- Kategori
- Siyaset
Amerika'nın demokrasi anlayışı
Yahudi-Hristiyan karışımı bir inanca sahip olan Mormonlar 1846 yılında ABD’nin Utah eyaletine yerleşmiş, Salt Lake City’i kurmuşlardı. Ancak, bir süre sonra kendisini Musa’nın Halifesi ilan eden Utah valisi Brigham Young, Musa şeriatını uygulamaya koyup çok eşliliğin serbest bırakıldığını ilan eder (1852).
Vali bir adım daha atıp özerk bir şeriat devleti kurma yolunda hazırlıklara başlayınca ABD’de yer yerinden oynar. Mormonların “dinsel özgürlük kısıtlanamaz, çok eşliliğe özgürlük, dinimizi özgürce yaşamak istiyoruz, yasaklar kalksın, demokratik açılım” haykırışlarını kimse yutmadı. Çünkü ABD yönetimi çok eşliliğin Tevrat’ta yazdığını ve Allahın emri olduğunu iddia eden Mormonların özgürlük kavramını dejenere ederek gerici ve çağdışı bir devlet düzeni kurmakta olduğunu fark etmişti.
1857de ABD başkanı James Buchanan’ın emriyle Federal Ordu birlikleri harekete geçer. Mormon militanları ile ABD ordusu arasında günlerce süren kanlı çatışmalar yaşanır. 150 militan, asker, kadın, çoluk çocuk öldürülür. Sonunda Amerikan birlikleri Mormonları bozguna uğratarak Utah eyaletinde denetimi sağlar. Vali görevden alınır. Amerikan Yüksek Mahkemesi çok eşliliğin ahlak dışı yüz kızartıcı bir suç olduğunu kabul eder. 200 Mormon hapse atılır. Soruşturmalar yıllarca sürer ve çok kadınla evlenmek Utah eyaletinde ancak 1890da yasaklanabilir.

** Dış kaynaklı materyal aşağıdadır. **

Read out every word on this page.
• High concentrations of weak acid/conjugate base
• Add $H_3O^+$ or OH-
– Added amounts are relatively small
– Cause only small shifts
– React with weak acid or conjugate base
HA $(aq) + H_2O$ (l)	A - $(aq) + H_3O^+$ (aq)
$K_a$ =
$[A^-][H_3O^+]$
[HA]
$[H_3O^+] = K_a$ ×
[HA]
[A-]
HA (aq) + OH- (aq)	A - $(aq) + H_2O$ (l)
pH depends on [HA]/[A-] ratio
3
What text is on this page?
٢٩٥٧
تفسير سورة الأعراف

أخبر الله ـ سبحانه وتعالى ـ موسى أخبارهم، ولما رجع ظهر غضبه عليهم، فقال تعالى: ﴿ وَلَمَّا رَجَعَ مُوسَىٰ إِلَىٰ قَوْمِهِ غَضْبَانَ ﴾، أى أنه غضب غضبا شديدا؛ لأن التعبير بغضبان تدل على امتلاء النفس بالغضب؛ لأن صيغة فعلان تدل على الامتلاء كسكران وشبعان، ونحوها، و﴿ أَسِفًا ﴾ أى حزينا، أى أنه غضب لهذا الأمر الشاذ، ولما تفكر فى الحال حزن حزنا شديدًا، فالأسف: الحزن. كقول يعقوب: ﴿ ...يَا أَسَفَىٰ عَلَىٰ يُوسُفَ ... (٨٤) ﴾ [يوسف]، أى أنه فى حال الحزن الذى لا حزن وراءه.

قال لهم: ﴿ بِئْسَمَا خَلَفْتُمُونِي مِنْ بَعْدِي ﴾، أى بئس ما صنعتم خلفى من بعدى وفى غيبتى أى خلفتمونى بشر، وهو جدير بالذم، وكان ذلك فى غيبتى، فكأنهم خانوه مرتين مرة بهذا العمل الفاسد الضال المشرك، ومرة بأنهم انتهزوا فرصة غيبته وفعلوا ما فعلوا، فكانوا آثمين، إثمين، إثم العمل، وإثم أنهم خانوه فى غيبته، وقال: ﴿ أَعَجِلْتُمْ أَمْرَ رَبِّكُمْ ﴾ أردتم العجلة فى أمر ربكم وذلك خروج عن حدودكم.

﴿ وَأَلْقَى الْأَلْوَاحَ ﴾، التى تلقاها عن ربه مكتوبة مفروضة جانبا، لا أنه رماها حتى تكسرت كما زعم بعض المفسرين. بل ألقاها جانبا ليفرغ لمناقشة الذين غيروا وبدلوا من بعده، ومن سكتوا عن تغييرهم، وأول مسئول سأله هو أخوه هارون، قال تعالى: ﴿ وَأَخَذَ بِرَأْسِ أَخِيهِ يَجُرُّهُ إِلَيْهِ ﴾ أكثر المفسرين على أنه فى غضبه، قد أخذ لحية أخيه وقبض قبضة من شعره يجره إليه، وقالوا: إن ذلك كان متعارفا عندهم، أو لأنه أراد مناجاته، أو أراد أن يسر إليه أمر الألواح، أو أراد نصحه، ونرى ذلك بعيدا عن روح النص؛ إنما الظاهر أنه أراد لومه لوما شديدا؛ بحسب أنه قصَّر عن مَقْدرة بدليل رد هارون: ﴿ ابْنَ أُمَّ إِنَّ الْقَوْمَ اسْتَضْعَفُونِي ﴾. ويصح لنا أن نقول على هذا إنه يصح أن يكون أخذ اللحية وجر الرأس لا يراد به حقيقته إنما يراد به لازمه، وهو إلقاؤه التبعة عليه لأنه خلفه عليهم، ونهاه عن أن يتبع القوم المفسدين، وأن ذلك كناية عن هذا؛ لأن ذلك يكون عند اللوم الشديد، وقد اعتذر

Benzer bir girişimin en son örneği 28 Şubat 1993te Teksas eyaletinde yaşandı. 51 gün süren bir kuşatmadan sonra FBI ajanları ve ABD ordusunun özel timleri zırhlı araç, tank ve topçu desteğinde, gaz bombaları atarak Teksas Waco'da bulunan Davidyen Tarikatının merkezine karşı saldırıya geçti. Musa şeriatına göre yaşamayı, ensest ilişkileri ve küçük kızlarla evliliği savunan örgütün lideri David Koresh ile birlikte 21 çocuk, 2 hamile kadın olmak üzere toplam 76 kişi öldürüldü. Bu ABD tarihine “Waco Kuşatması” veya “Waco Katliamı” olarak geçti. 12 kişi kurtulabildi. Kurtulanlar hapse atıldı, mahkemeleri yıllarca sürdü.
Amerikan hükümeti , mazlum ülke halklarının uyanışını engellemek için o ülkelerdeki en gerici unsurlara arka çıktığı halde, kendi ülkesinde asla böyle durumlara izin vermez. ABD her çeşit dinsel ve etnik teröre örtülü destek vermesine rağmen kendi ulusal güvenliğin tehdit altında olduğu durumlarda kimsenin gözünün yaşına bakmaz, düzene aykırı olduğu saptanan dinsel ve siyasal girişimlere en ufak bir hoşgörü göstermez.
Çünkü Amerikalı siyasetçiler çok iyi bilir ki ABD için "demokrasi, özgürlük, eşitlik, kardeşlik" gibi kavramlardan çok daha değerli, yaşamsal kavramlar ve ilkeler vardır: Bunlar ülke bütünlüğü, Amerikan ulusunun varolması, sınırların korunması, Amerikan Federal Yasaları gibi kavramlardır. Gerisi ABD için teferruattır !
İmdi, ABD dahil dünyanın her yerinde demokrasi bu şekilde "uygulanır". Hiç bir ülke kendi ulusal güvenliği için tehdit unsuru oluşturacak ögeleri, virüsleri desteklemez, beslemez, kendi içinde barındırmaz, onlara yılışık yılışık yaltaklanmaz. Demokrasinin yaşaması için parazitlerin ve bakterilerin yok edilmesi, yok edilemese bile etkisiz hale getirilmesi gerekir. Oysa biz ne kadar pişkin, pardon yani hoşgörülü ve demokratik bir toplumuz değil mi?
PS: Tabi bu arada ABD'nin yeni Başkan adayı Mitt Romney'in Mormon olduğunu belirterek, Amerikan demokrasisinin nerden nereye geldiğini de görmüş olalım.